Veintisiete años después de ‘Inferno’ (1980), Dario Argento finalmente cerró la trilogía de las “Tres Madres”, que había empezado con ‘Suspiria’ (1977) ya tres décadas atrás. ‘La madre del mal’ (2007) apareció en un mundo completamente diferente en el que se había pausado, no solamente en los términos del giallo, del terror, del cine y del mundo mismo. La carrera de Argento desde 1980 entró en una franca y progresiva decadencia que pareciera revelar que a quien seguramente sea el máximo exponente del giallo le ha costado sobremanera adaptarse a la percepción sobre el terror entre el público. No se trata de la absurda idea del cine que “envejece”, bien o mal, sino a que pareciera que en el cine comercial, notablemente más corporativo, pareciera que el despliegue estético del giallo no tuviera cabida, y entonces Argento parece haber terminado dando palos de ciego en el cierre de la triada de brujas para encontrar la analogía esencial de la historia grande de la saga en los terrenos del siglo XX. Sarah Mandy (Asia Argento) estudia restauración de arte en Roma y examina una urna recién descubierta que alberga las cenizas de la Mater Lachrymarum. Al abrir la urna, Sarah libera a la antigua, hermosa y devastadora bruja, quien arrasa Roma y busca restituir el reinado satánico que llegó a construir con sus hermanas desaparecidas.

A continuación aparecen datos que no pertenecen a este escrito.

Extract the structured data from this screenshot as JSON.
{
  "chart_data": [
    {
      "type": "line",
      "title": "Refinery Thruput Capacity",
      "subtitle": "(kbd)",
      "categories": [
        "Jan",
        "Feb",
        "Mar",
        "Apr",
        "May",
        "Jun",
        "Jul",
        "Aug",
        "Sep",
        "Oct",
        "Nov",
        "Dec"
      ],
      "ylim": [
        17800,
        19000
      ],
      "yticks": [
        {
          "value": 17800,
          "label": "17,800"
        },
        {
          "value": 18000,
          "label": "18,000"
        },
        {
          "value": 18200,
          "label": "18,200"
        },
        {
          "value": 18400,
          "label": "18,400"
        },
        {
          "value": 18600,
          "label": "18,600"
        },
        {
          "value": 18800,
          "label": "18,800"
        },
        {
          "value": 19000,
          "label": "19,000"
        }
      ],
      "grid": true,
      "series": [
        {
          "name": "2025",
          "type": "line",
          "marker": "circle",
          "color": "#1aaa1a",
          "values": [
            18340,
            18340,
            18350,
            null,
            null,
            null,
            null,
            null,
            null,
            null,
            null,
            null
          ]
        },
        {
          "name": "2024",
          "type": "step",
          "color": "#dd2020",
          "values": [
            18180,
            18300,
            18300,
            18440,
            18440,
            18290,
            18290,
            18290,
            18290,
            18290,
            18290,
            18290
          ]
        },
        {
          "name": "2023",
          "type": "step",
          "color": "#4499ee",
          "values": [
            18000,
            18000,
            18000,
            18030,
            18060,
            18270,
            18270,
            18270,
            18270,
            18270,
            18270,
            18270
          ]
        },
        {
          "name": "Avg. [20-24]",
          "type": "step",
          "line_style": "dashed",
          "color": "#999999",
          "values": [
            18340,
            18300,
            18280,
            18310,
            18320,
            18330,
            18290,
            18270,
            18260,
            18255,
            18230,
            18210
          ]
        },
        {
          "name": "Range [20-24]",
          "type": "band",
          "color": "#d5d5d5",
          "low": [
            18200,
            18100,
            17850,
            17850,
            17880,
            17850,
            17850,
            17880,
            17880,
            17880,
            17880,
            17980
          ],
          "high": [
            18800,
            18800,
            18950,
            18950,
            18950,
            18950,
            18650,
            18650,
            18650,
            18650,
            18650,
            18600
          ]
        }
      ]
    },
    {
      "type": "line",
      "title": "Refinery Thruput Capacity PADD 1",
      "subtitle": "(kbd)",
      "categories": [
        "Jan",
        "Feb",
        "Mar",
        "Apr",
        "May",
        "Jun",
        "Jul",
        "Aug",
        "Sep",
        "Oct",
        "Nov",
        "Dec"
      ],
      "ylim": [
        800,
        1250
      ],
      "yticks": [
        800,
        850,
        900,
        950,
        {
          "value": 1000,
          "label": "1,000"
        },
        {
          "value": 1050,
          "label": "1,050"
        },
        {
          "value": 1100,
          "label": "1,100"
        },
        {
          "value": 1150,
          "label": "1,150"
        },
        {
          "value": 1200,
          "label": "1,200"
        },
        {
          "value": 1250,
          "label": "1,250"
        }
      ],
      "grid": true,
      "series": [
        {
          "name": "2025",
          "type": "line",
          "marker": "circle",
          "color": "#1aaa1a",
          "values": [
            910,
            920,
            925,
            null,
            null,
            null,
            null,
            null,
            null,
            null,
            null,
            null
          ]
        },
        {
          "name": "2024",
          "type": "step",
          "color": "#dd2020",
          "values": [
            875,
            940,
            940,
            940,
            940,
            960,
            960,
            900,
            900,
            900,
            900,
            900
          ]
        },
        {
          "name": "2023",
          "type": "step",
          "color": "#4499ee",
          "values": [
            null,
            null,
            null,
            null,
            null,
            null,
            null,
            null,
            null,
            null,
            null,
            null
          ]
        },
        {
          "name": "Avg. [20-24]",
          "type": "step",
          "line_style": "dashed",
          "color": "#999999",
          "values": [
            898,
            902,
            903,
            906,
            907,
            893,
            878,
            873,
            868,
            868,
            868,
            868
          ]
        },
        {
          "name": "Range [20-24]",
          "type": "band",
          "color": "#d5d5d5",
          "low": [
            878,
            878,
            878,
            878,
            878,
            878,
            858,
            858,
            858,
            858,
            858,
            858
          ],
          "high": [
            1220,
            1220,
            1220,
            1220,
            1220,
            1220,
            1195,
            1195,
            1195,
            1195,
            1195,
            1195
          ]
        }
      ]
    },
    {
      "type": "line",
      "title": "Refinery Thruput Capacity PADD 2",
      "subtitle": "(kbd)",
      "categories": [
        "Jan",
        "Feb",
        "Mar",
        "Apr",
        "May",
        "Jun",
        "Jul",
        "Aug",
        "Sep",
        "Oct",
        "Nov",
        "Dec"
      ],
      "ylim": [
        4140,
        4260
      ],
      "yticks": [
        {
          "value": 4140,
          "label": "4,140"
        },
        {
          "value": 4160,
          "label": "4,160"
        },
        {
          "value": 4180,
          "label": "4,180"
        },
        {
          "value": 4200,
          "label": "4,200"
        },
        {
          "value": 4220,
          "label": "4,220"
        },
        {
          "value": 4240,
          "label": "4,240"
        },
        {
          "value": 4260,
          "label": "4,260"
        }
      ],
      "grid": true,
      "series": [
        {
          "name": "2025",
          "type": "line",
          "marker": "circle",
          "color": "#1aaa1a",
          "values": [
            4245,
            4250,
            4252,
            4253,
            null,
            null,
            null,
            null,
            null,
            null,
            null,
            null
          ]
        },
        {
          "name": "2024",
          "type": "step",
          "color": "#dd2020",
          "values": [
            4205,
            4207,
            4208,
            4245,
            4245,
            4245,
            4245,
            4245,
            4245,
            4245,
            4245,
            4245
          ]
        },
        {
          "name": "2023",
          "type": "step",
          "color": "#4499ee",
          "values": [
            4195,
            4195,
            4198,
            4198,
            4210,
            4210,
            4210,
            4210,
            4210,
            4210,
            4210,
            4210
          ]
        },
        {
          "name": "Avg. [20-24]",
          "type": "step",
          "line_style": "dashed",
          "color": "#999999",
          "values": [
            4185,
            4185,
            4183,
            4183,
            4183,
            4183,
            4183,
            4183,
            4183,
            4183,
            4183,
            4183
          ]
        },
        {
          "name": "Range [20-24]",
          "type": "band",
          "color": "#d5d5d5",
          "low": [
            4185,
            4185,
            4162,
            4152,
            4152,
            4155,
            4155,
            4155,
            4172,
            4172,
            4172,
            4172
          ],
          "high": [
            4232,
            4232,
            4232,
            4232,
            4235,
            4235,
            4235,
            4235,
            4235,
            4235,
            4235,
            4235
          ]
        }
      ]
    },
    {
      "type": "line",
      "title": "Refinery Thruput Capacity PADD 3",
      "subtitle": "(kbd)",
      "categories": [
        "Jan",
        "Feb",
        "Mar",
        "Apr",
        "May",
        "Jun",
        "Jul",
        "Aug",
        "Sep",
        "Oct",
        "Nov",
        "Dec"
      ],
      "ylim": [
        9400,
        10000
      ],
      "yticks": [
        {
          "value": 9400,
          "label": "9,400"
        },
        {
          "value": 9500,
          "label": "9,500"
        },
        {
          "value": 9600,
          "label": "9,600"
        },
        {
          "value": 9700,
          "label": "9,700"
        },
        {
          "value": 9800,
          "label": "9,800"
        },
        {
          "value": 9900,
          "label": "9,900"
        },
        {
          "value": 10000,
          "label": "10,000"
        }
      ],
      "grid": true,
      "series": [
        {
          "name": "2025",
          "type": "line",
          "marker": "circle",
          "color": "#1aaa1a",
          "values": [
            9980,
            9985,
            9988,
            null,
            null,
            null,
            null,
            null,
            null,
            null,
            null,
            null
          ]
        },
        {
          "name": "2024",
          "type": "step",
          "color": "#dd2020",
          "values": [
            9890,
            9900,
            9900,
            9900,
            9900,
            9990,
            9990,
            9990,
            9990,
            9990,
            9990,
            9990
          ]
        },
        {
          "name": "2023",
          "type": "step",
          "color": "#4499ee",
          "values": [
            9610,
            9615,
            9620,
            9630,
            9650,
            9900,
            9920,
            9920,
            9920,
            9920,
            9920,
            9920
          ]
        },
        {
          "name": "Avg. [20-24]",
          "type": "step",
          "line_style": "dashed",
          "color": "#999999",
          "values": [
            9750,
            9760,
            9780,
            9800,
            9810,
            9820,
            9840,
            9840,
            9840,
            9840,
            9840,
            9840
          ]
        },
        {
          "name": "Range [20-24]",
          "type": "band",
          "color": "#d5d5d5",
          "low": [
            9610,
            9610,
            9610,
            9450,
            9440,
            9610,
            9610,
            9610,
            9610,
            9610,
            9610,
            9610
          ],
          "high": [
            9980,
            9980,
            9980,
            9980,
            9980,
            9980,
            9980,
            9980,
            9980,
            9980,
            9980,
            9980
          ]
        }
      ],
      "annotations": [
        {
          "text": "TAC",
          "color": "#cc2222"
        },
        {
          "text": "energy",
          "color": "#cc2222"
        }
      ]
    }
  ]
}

La película de Argento se distancia notablemente de la estética cuidada del giallo en las dos primeras películas de la trilogía. Las tensiones de los espacios intensos atravesados por los colores intensos han quedado atrás. En ‘La madre del mal’ todo es sobresalto desmedido, desde el inicio, lo que deriva constantemente en un relieve accidentado, nunca regido por un concepto específico. La música es un elemento fundamental en ese caos que está lejos de ser controlado, pues es intensa, compleja y sin matices. Sarah es lanzada abruptamente a una deriva en la que los impulsos del terror están dejados elementalmente a lo descarnado y lo explícito, en un escenario que fotográficamente no distingue entre luces y sombras, lo cual hace mella constantemente en el elemento de thriller que es esencial al giallo. No existe consistentemente el terror que respira en medio de las tinieblas (como en ‘Suspiria’), ni la monstruosidad imposible de percibir (como en ‘Inferno’), ni ningún otro mecanismo que alimente la amenaza, que inyecte el miedo mismo en el espectador.
Sin el control del giallo, Argento se extravía, igual que la Mater Lchrymarum, que llora y berrea como La Llorona, como perdida en medio de otro tiempo, asesinando y manteniendo como fieles a unos cuantos también extraviados. Ni siquiera el fondo clásico de la cultura italiana, que siempre estuvo presente en el giallo y se mantiene aquí por la simple presencia en Roma, es suficiente para dotar a la película de trascendencia. En ese tiempo difuso y confuso, todo parece recae constantemente en la ocurrencia, en la necesidad incontenible de volver una y otra vez a lo gore, como buscando instalarse en otro género. El giallo setentero de Argento no huía de la crudeza explícita, de la visceralidad, de las tripas, pero siempre eran sobre todo el acertado recordatorio aterrador de la amenaza cierta, real e implacable. Cuando se convierte en una constante, como en ‘La madre del mal’, pierde el misterio que esencialmente la hace aterradora. Se trata de una exposición que pronto se vuelve habitual, que no vive en la oscuridad y que tampoco es capaz de ser aterradora a plena luz del día, como sería siempre deseable si de lo que se trata es de explorar en las entrañas de la condición humana.